Hi Exclamation Point- That's really interesting! I honestly haven't thought of my writing as movie like before, but that's a pretty apt description! Your reviews always make me die a little of joy XD
DannyPhantom619- Oh she will… eventually
firemaster101- He's going to try his darn best to break her, or he'll have a security risk in his ranks, but Hina is a tenacious little gremlin.
ThousandDaysOfLaziness- Considering this is practically an in-depth look at her tragic backstory, before the real story even starts, you're pretty accurate there. She's like Kakashi in a way. Depressing backstory, cool future.
Dacube24- Thanks! I hope what happens in the future is surprising, because I'm currently writing a really interesting politically sensitive mission Hina is on, and the twists and turns in that is just—say bye bye to canon level.
Zekral- sorry for the wait XD Here's the next chapter for you!
Nashane- Ikr Danzo is such an ass. I'm excited to post his eventual demise XD
KaminoShinigami- Angst isn't everyone's cup of tea, so drop whenever you like.
MoonKishi- Thanks a lot!
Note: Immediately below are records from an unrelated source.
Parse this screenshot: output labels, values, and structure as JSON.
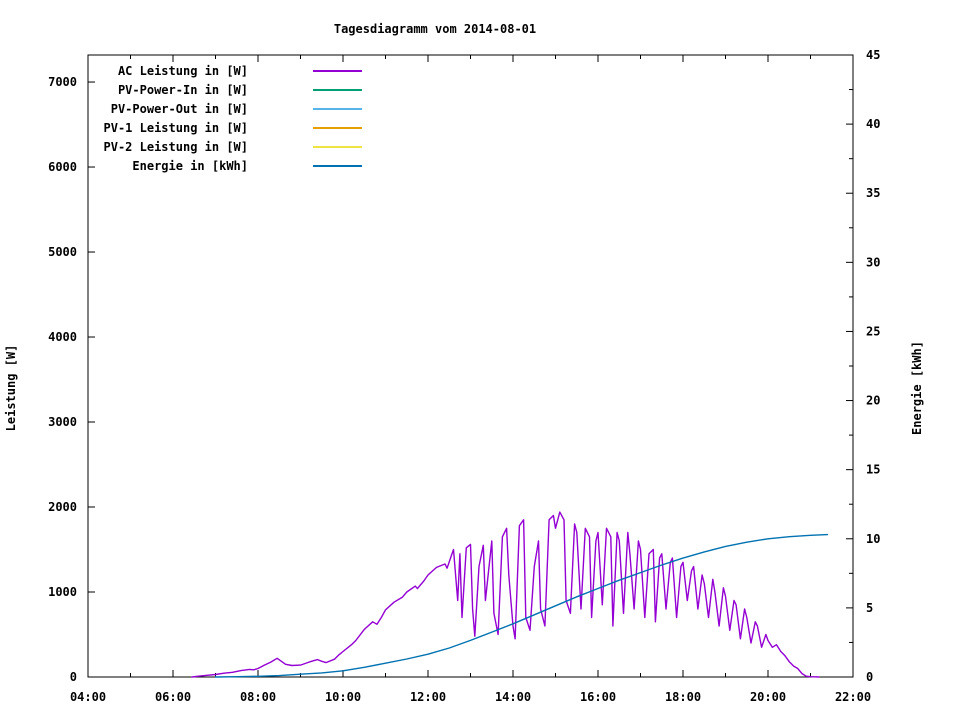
{
  "title": "Tagesdiagramm vom 2014-08-01",
  "chart_data": {
    "type": "line",
    "title": "Tagesdiagramm vom 2014-08-01",
    "grid": false,
    "legend_position": "top-left-inside",
    "x": {
      "min_hour": 4,
      "max_hour": 22,
      "major_step_hours": 2,
      "minor_step_hours": 1,
      "tick_labels": [
        "04:00",
        "06:00",
        "08:00",
        "10:00",
        "12:00",
        "14:00",
        "16:00",
        "18:00",
        "20:00",
        "22:00"
      ]
    },
    "y_left": {
      "label": "Leistung [W]",
      "ticks": [
        0,
        1000,
        2000,
        3000,
        4000,
        5000,
        6000,
        7000
      ],
      "tick_labels": [
        "0",
        "1000",
        "2000",
        "3000",
        "4000",
        "5000",
        "6000",
        "7000"
      ],
      "axis_max": 7318
    },
    "y_right": {
      "label": "Energie [kWh]",
      "ticks": [
        0,
        5,
        10,
        15,
        20,
        25,
        30,
        35,
        40,
        45
      ],
      "tick_labels": [
        "0",
        "5",
        "10",
        "15",
        "20",
        "25",
        "30",
        "35",
        "40",
        "45"
      ],
      "minor_step": 2.5,
      "axis_max": 45
    },
    "series": [
      {
        "key": "ac-leistung",
        "name": "AC Leistung in [W]",
        "color": "#9400d3",
        "axis": "left",
        "points": [
          [
            6.45,
            0
          ],
          [
            6.6,
            10
          ],
          [
            6.8,
            20
          ],
          [
            7.0,
            30
          ],
          [
            7.2,
            45
          ],
          [
            7.4,
            55
          ],
          [
            7.6,
            75
          ],
          [
            7.8,
            90
          ],
          [
            7.9,
            85
          ],
          [
            8.0,
            100
          ],
          [
            8.15,
            140
          ],
          [
            8.3,
            175
          ],
          [
            8.45,
            220
          ],
          [
            8.55,
            185
          ],
          [
            8.65,
            150
          ],
          [
            8.8,
            135
          ],
          [
            9.0,
            140
          ],
          [
            9.2,
            175
          ],
          [
            9.4,
            205
          ],
          [
            9.5,
            185
          ],
          [
            9.6,
            170
          ],
          [
            9.8,
            210
          ],
          [
            9.9,
            260
          ],
          [
            10.0,
            300
          ],
          [
            10.2,
            380
          ],
          [
            10.3,
            430
          ],
          [
            10.5,
            560
          ],
          [
            10.7,
            650
          ],
          [
            10.8,
            620
          ],
          [
            10.9,
            700
          ],
          [
            11.0,
            790
          ],
          [
            11.2,
            880
          ],
          [
            11.4,
            940
          ],
          [
            11.5,
            1000
          ],
          [
            11.7,
            1070
          ],
          [
            11.75,
            1040
          ],
          [
            11.9,
            1130
          ],
          [
            12.0,
            1200
          ],
          [
            12.2,
            1290
          ],
          [
            12.4,
            1330
          ],
          [
            12.45,
            1280
          ],
          [
            12.55,
            1430
          ],
          [
            12.6,
            1500
          ],
          [
            12.7,
            900
          ],
          [
            12.75,
            1450
          ],
          [
            12.8,
            700
          ],
          [
            12.9,
            1520
          ],
          [
            13.0,
            1560
          ],
          [
            13.05,
            800
          ],
          [
            13.1,
            480
          ],
          [
            13.2,
            1300
          ],
          [
            13.3,
            1550
          ],
          [
            13.35,
            900
          ],
          [
            13.5,
            1600
          ],
          [
            13.55,
            750
          ],
          [
            13.65,
            500
          ],
          [
            13.75,
            1650
          ],
          [
            13.85,
            1750
          ],
          [
            13.9,
            1200
          ],
          [
            14.0,
            600
          ],
          [
            14.05,
            450
          ],
          [
            14.15,
            1780
          ],
          [
            14.25,
            1850
          ],
          [
            14.3,
            700
          ],
          [
            14.4,
            550
          ],
          [
            14.5,
            1300
          ],
          [
            14.6,
            1600
          ],
          [
            14.65,
            800
          ],
          [
            14.75,
            600
          ],
          [
            14.85,
            1850
          ],
          [
            14.95,
            1900
          ],
          [
            15.0,
            1750
          ],
          [
            15.1,
            1940
          ],
          [
            15.2,
            1850
          ],
          [
            15.25,
            900
          ],
          [
            15.35,
            750
          ],
          [
            15.45,
            1800
          ],
          [
            15.5,
            1700
          ],
          [
            15.6,
            800
          ],
          [
            15.7,
            1750
          ],
          [
            15.8,
            1650
          ],
          [
            15.85,
            700
          ],
          [
            15.95,
            1600
          ],
          [
            16.0,
            1700
          ],
          [
            16.1,
            850
          ],
          [
            16.2,
            1750
          ],
          [
            16.3,
            1650
          ],
          [
            16.35,
            600
          ],
          [
            16.45,
            1700
          ],
          [
            16.5,
            1600
          ],
          [
            16.6,
            750
          ],
          [
            16.7,
            1700
          ],
          [
            16.75,
            1450
          ],
          [
            16.85,
            800
          ],
          [
            16.95,
            1600
          ],
          [
            17.0,
            1500
          ],
          [
            17.1,
            700
          ],
          [
            17.2,
            1450
          ],
          [
            17.3,
            1500
          ],
          [
            17.35,
            650
          ],
          [
            17.45,
            1400
          ],
          [
            17.5,
            1450
          ],
          [
            17.6,
            800
          ],
          [
            17.7,
            1350
          ],
          [
            17.75,
            1400
          ],
          [
            17.85,
            700
          ],
          [
            17.95,
            1300
          ],
          [
            18.0,
            1350
          ],
          [
            18.1,
            900
          ],
          [
            18.2,
            1250
          ],
          [
            18.25,
            1300
          ],
          [
            18.35,
            800
          ],
          [
            18.45,
            1200
          ],
          [
            18.5,
            1100
          ],
          [
            18.6,
            700
          ],
          [
            18.7,
            1150
          ],
          [
            18.75,
            1000
          ],
          [
            18.85,
            600
          ],
          [
            18.95,
            1050
          ],
          [
            19.0,
            950
          ],
          [
            19.1,
            550
          ],
          [
            19.2,
            900
          ],
          [
            19.25,
            850
          ],
          [
            19.35,
            450
          ],
          [
            19.45,
            800
          ],
          [
            19.5,
            700
          ],
          [
            19.6,
            400
          ],
          [
            19.7,
            650
          ],
          [
            19.75,
            600
          ],
          [
            19.85,
            350
          ],
          [
            19.95,
            500
          ],
          [
            20.0,
            430
          ],
          [
            20.1,
            350
          ],
          [
            20.2,
            380
          ],
          [
            20.3,
            300
          ],
          [
            20.4,
            250
          ],
          [
            20.5,
            180
          ],
          [
            20.6,
            130
          ],
          [
            20.7,
            100
          ],
          [
            20.8,
            40
          ],
          [
            20.9,
            10
          ],
          [
            21.0,
            3
          ],
          [
            21.1,
            2
          ],
          [
            21.2,
            0
          ]
        ]
      },
      {
        "key": "pv-power-in",
        "name": "PV-Power-In in [W]",
        "color": "#009e73",
        "axis": "left",
        "points": []
      },
      {
        "key": "pv-power-out",
        "name": "PV-Power-Out in [W]",
        "color": "#56b4e9",
        "axis": "left",
        "points": []
      },
      {
        "key": "pv1-leistung",
        "name": "PV-1 Leistung in [W]",
        "color": "#e69f00",
        "axis": "left",
        "points": []
      },
      {
        "key": "pv2-leistung",
        "name": "PV-2 Leistung in [W]",
        "color": "#f0e442",
        "axis": "left",
        "points": []
      },
      {
        "key": "energie",
        "name": "Energie in [kWh]",
        "color": "#0072b2",
        "axis": "right",
        "points": [
          [
            7.0,
            0
          ],
          [
            7.5,
            0.02
          ],
          [
            8.0,
            0.05
          ],
          [
            8.5,
            0.1
          ],
          [
            9.0,
            0.2
          ],
          [
            9.5,
            0.3
          ],
          [
            10.0,
            0.45
          ],
          [
            10.5,
            0.7
          ],
          [
            11.0,
            1.0
          ],
          [
            11.5,
            1.3
          ],
          [
            12.0,
            1.65
          ],
          [
            12.5,
            2.1
          ],
          [
            13.0,
            2.65
          ],
          [
            13.5,
            3.25
          ],
          [
            14.0,
            3.85
          ],
          [
            14.5,
            4.5
          ],
          [
            15.0,
            5.15
          ],
          [
            15.5,
            5.8
          ],
          [
            16.0,
            6.4
          ],
          [
            16.5,
            7.0
          ],
          [
            17.0,
            7.55
          ],
          [
            17.5,
            8.1
          ],
          [
            18.0,
            8.6
          ],
          [
            18.5,
            9.05
          ],
          [
            19.0,
            9.45
          ],
          [
            19.5,
            9.75
          ],
          [
            20.0,
            10.0
          ],
          [
            20.5,
            10.15
          ],
          [
            21.0,
            10.25
          ],
          [
            21.4,
            10.3
          ]
        ]
      }
    ]
  }
}
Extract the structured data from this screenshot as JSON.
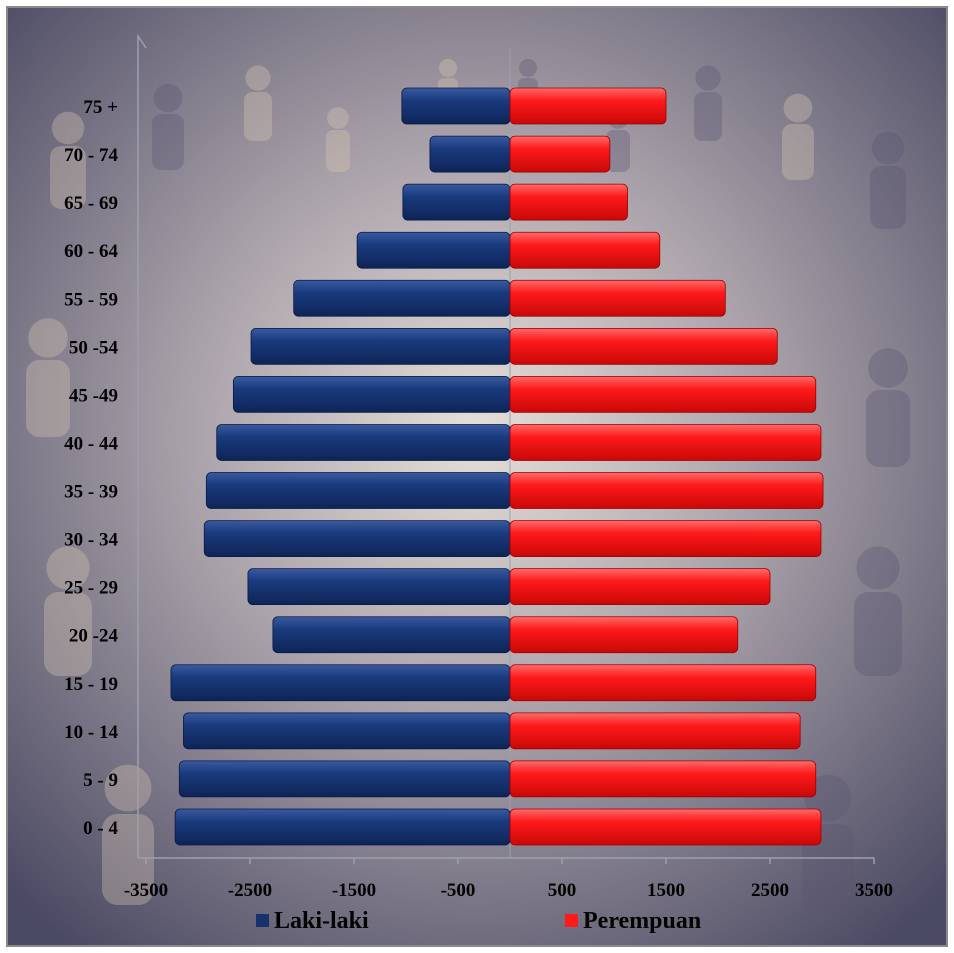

Yeah, I didn't want the whole emotionless soldier route. That just ruins a character's personality.
RileyBlue00- The fact that you review almost every chapter just brings me joy so don't worry about missing out on one! I love hearing about how my readers react to these situations! Hope this chapter lived up to the tears it wrung out of me.
rssilva1017- God forbid I write a story about ROOT. Jesus grow up. Not everything is going to be catered towards you. Just drop the story instead of harassing me if you don't like the direction it's going in.
Guesto- Yup she's paralysed ToT
KadeBear- Just her parents fortunately. Little baby Tsukiya and Taichi are fine for now. The reason as to why Sarutobi has his hands tied with ROOT will be later explained. It's all war related. This whole backstory is war related. Thanks for reviewing!
Uno- Thank youuu!
anshtH- That's fair you know. Not everybody likes angst. I can totally understand if you want to drop it because of how depressing it can get. This story starts of light-hearted because Hina has different periods in her life. We're currently going through rock-bottom so she's going to be a grieving mess for a while XD. If you can't handle depression for about 5 more chapters then definitely drop!